The quote by Jesus is "It is harder for a rich man to get into the kingdom of heaven than for a camel to get through the eye of a needle."

A man who is extremely rich has dealt with a world of relevant values, weeding out all the irrelevant ones rather than creating an adaptation for keeping irrelevance straight and keeping track of its synergies that result in multiplication of irrelevant values, leading to appearance of negative relevant values, so that further multiplication allows these negative values to become positive values--a negative times a negative yields a positive. The rich man never learns how to do this and consequently is totally lacking in spiritual values. This of course is the textbook case and rarely does it fit reality. Irrelevance is hard to weed out, even though it is harder to reconcile it, and usually everybody gets a little taste of the irrelevance of doing good.

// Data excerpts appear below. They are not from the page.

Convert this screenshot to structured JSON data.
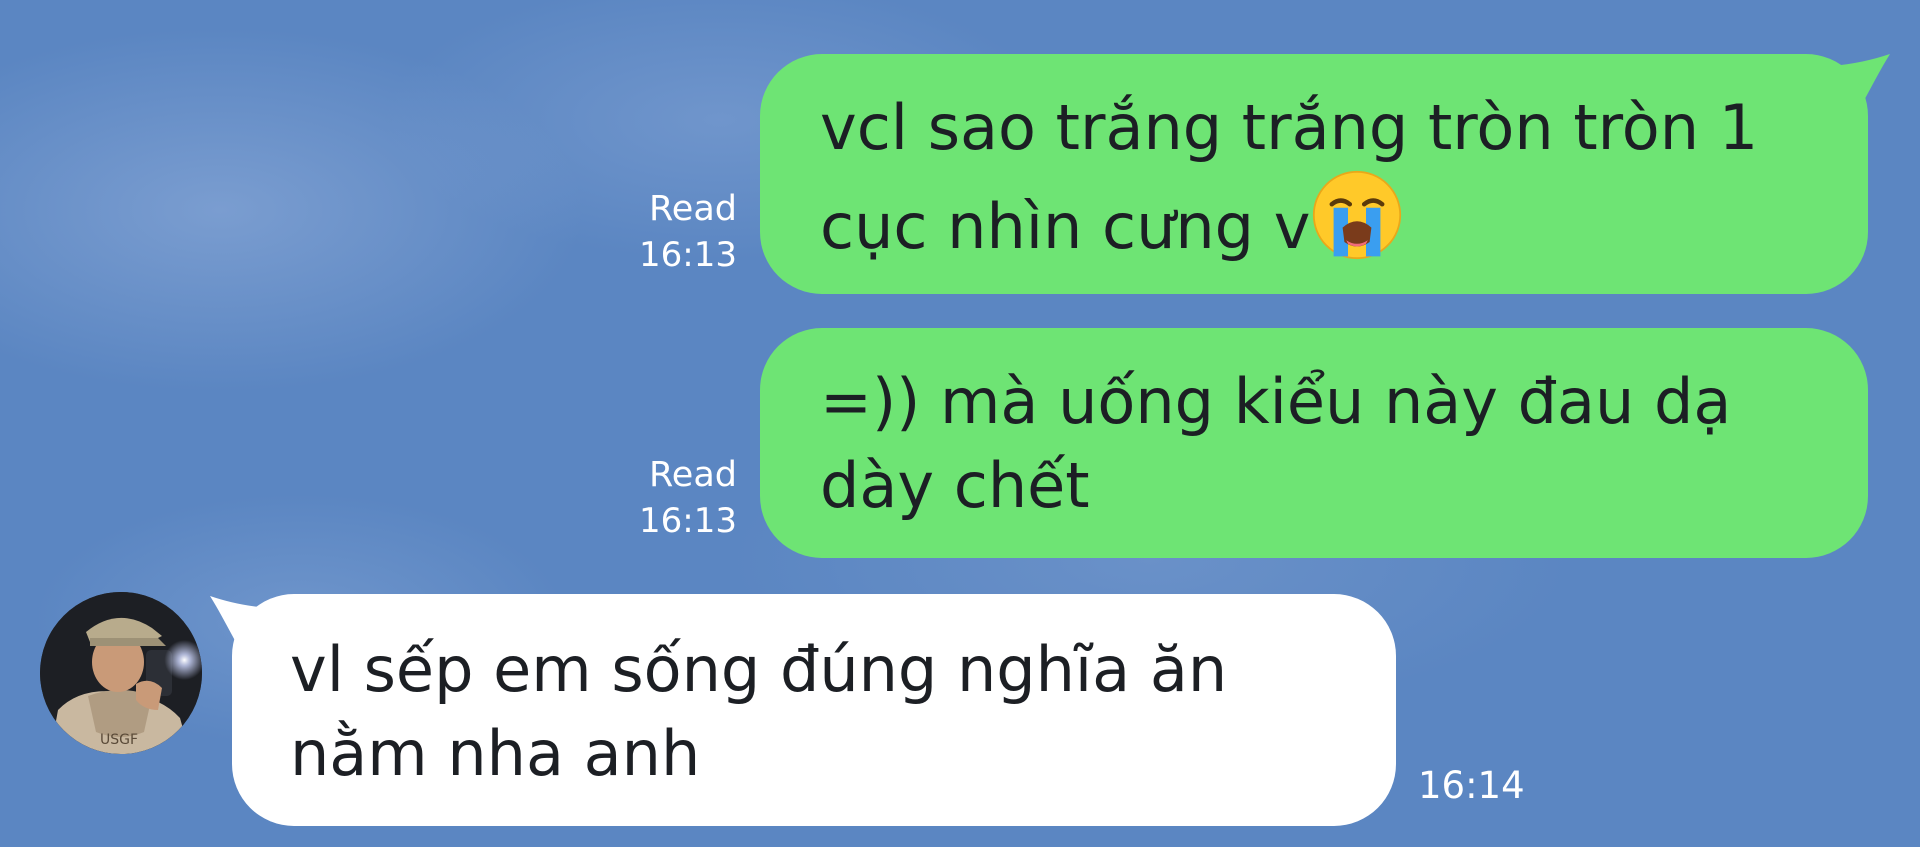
{
  "messages": [
    {
      "direction": "outgoing",
      "lines": [
        "vcl sao trắng trắng tròn tròn 1",
        "cục nhìn cưng v"
      ],
      "emoji": "loudly-crying-face",
      "status": "Read",
      "time": "16:13"
    },
    {
      "direction": "outgoing",
      "lines": [
        "=)) mà uống kiểu này đau dạ",
        "dày chết"
      ],
      "status": "Read",
      "time": "16:13"
    },
    {
      "direction": "incoming",
      "lines": [
        "vl sếp em sống đúng nghĩa ăn",
        "nằm nha anh"
      ],
      "time": "16:14",
      "sender_avatar": "contact-avatar"
    }
  ],
  "colors": {
    "background": "#5b86c2",
    "outgoing_bubble": "#6ee474",
    "incoming_bubble": "#ffffff",
    "meta_text": "#ffffff",
    "message_text": "#1c1f24"
  }
}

on God/Caesar quote from Jesus

The quote from Jesus is "Render unto Caesar what is Caesar's. Render unto God what is God's." I read this to be a straight application of the orthogonal relationship between relevant and irrelvant values. Caesar's values, the relevant ones, do not affect the ledger for God's values, the irrelevant ones, since they lie along a different coordinate axis. You can have responsibilities in each tender. Discharging one does not reduce the debt in the other. Of course this is not the whole story. It deals with the purely additive properties of relevant, or real, and irrelevant, or imaginary, values, not the multiplicative ones that produce a negative when two irrelevant, or imaginary, values are multiplied.